School of Continuing Studies promotes ‘lifelong learning’ with degree offerings

Sheila Burt

Northwestern’s School of Continuing Studies launched a new look this academic year.

The school, which serves about 1,200 undergraduate students and 400 graduate students on both the Evanston and Chicago campuses, has made a number of changes to its degree and course offerings.

Among the new initiatives, the school created two new part-time master’s degree programs, developed a “Weekend College” so working adults can take courses on weekends, and launched nine new noncredit certificate programs in specific areas such as mediation skills training, and landscape design and management.

“Part of our mission is to be a partner in lifelong learning,” said the school’s dean, Thomas Gibbons. “If you’re truly going to be a partner in lifelong learning, it is necessary and imperative to provide high-quality, relevant education experiences that are needed by adult learners throughout their lives.”

Gibbons said all of these factors will help the School of Continuing Studies become a leading institution dedicated to adult education in Chicago, following other institutions’ strong continuing education programs in New York and Los Angeles.

The school offers two new part-time master’s degree programs in creative writing, and public policy and administration.

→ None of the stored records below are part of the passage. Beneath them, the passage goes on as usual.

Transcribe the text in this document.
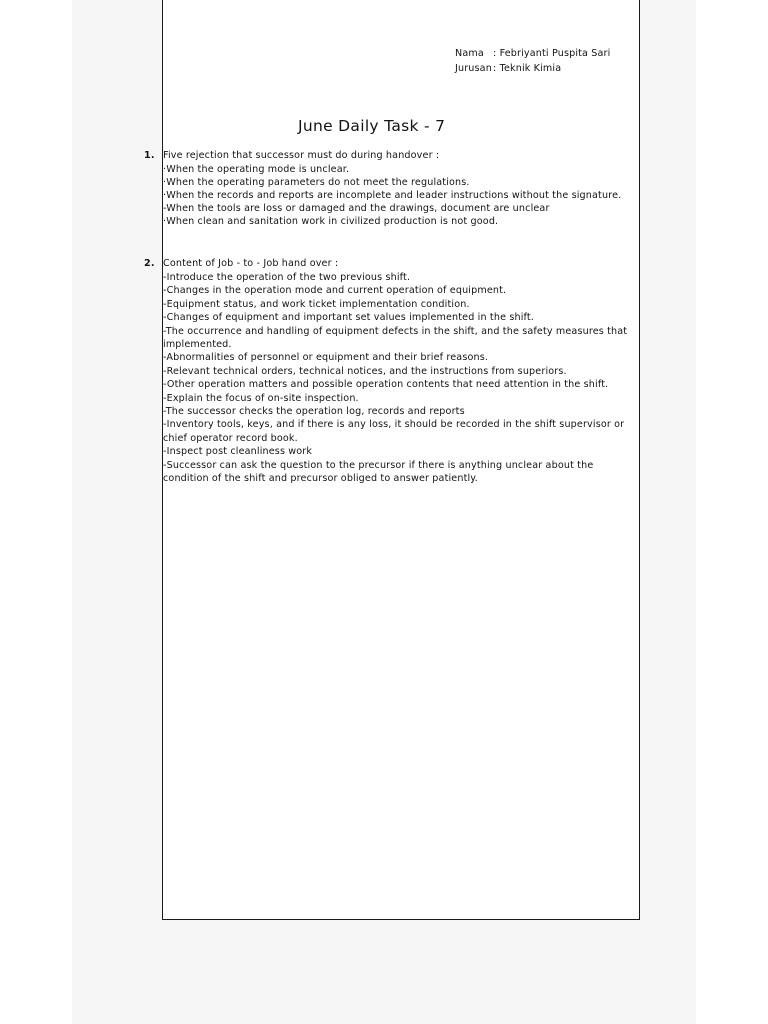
Nama : Febriyanti Puspita Sari
Jurusan : Teknik Kimia
June Daily Task - 7
1. Five rejection that successor must do during handover :
·When the operating mode is unclear.
·When the operating parameters do not meet the regulations.
·When the records and reports are incomplete and leader instructions without the signature.
-When the tools are loss or damaged and the drawings, document are unclear
·When clean and sanitation work in civilized production is not good.
2. Content of Job - to - Job hand over :
-Introduce the operation of the two previous shift.
-Changes in the operation mode and current operation of equipment.
-Equipment status, and work ticket implementation condition.
-Changes of equipment and important set values implemented in the shift.
-The occurrence and handling of equipment defects in the shift, and the safety measures that implemented.
-Abnormalities of personnel or equipment and their brief reasons.
-Relevant technical orders, technical notices, and the instructions from superiors.
-Other operation matters and possible operation contents that need attention in the shift.
-Explain the focus of on-site inspection.
-The successor checks the operation log, records and reports
-Inventory tools, keys, and if there is any loss, it should be recorded in the shift supervisor or chief operator record book.
-Inspect post cleanliness work
-Successor can ask the question to the precursor if there is anything unclear about the condition of the shift and precursor obliged to answer patiently.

English Prof. Reginald Gibbons and visiting Prof. Brian Bouldrey helped plan the creative writing program with several other NU faculty members. It is the first master’s degree NU has offered in creative writing.

“We have at our hands a city full of fine writers,” Bouldrey said. “We can kind of borrow them (to teach) in a way because it doesn’t interfere with their other work.”

Nina Kutty, a composition instructor at Northwestern Business College, a community college not affiliated with NU, enrolled in the creative writing program hoping to gain writing experience so her work can be published in the future. She said the intense workshops, a large part of the program, already have improved her writing.

“I came to Northwestern not knowing a lot about creative writing and I’ve already learned a great deal,” she said.

Steven Andes, a member of the School of Continuing Studies’ faculty advisory board who also teaches accounting, said he believes his experience with the accounting program as a student gave him “a quantum leap” in his career and the school’s expansion only strengthens its presence in the Chicago area.

“In higher education, you either grow or you die,” he said. “The needs of students are changing. These new programs are just what people want.”

The master’s in public policy and administration is a 10-course degree offering concentrations in public safety and security, public policy, health services administration, and technology and information management.

“We are focused on the needs of working professionals,” said Simon Greenwold, associate director of academic programs for the School of Continuing Studies. “That’s really our mission, to provide access to Northwestern for people who work full time but feel they need to enhance their career or pursue a new opportunity.”

The courses also will bring in community members to teach courses. William Powers, a commander of personnel at the Chicago Police Department, will teach a course in the management of police organizations this winter.

And the school’s expansion doesn’t end with new academic programs.

The school boasts a newly designed Web site, offers registration online and also plans to move its main administration offices in Evanston. The school currently is based in Annenberg Hall, but by Winter Quarter officials hope to move into a mansion at 305 Church St., the former location of the Public Safety Institute.

The school’s expanded offerings this year are a strong start and could expand in the future with new noncredit programs, master’s programs and collaborations with Chicago-area businesses, Gibbons said.

“It’s very much like starting a new business,” Gibbons said. “You see if there’s a market for what you want to develop. (We believe) there is a very strong market for professional education.”